Yes, after more than two decades, I still have my Canadian politics students reading George Parkin Grant's Lament for a Nation. It's not that I agree entirely with his argument. In fact, I think he severely shortchanges Canada's political institutions, as I wrote here five years ago: George Grant and the Primacy of Economics. Nevertheless, his views are worth taking seriously and grappling with.
It just so happens that Grant's nephew is the leader of the federal Liberal Party, a certain Michael Ignatieff, who has just published a book on his maternal ancestors, True Patriot Love: Four Generations in Search of Canada, an excerpt of which is published in Maclean's: Nation in progress.
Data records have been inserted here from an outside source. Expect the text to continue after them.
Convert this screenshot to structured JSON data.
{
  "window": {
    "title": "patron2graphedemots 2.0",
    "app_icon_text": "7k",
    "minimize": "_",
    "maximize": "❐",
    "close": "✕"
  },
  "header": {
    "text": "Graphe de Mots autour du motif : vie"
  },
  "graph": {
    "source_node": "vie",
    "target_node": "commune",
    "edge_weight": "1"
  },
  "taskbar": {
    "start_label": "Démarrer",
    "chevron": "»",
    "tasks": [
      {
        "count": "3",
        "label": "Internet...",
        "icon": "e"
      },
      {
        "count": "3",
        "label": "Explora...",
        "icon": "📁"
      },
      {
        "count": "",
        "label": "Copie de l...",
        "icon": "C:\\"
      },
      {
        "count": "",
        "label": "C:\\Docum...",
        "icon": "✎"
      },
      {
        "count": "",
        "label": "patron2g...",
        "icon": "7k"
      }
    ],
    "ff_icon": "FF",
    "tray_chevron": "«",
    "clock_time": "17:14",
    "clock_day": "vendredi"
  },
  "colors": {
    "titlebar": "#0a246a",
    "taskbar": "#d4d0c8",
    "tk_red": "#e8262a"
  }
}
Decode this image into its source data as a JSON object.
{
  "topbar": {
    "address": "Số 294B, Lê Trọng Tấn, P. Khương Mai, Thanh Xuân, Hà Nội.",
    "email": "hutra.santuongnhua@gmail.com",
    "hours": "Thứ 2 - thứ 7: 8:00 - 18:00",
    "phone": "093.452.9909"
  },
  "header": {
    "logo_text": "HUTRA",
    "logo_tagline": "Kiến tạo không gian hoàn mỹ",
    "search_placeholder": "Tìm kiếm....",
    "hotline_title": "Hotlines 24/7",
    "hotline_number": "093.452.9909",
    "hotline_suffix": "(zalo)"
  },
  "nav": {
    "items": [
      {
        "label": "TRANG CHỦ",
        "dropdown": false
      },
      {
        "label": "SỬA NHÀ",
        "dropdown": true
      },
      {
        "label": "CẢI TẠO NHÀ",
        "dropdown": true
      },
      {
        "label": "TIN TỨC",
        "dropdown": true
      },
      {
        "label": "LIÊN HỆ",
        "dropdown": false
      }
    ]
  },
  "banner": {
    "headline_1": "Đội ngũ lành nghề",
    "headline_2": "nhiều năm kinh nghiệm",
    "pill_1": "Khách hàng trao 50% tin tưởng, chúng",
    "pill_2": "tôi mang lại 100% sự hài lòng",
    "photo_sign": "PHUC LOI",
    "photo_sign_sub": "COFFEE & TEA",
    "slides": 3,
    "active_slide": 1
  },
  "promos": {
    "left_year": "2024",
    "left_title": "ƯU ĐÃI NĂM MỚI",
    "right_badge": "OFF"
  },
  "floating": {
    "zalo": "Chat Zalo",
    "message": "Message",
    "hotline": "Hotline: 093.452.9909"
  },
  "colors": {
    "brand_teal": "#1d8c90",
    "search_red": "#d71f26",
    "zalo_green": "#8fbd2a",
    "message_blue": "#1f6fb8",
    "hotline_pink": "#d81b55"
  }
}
Robert Fulford thinks, not unreasonably, that Ignatieff is repackaging himself for the voters in this book: Ignatieff gives a shake to the family tree. Writing for Maclean's, John Geddes praises the book, perhaps too obsequiously: Michael Ignatieff’s ‘True Patriot Love’. In the Financial Post, Terence Corcoran claims that neither Ignatieff nor his late uncle had a real grasp of economics and markets: A true patriot of megaprojects.
Will this latest book endear Ignatieff to the Canadian public? Will he successfully convince them that his days as a rootless cosmopolitan are over and that he's finally returned to his roots? Or will they see this as a cynical ploy to gain political power in a country that has not been his for most of his nearly 62 years? Time will tell.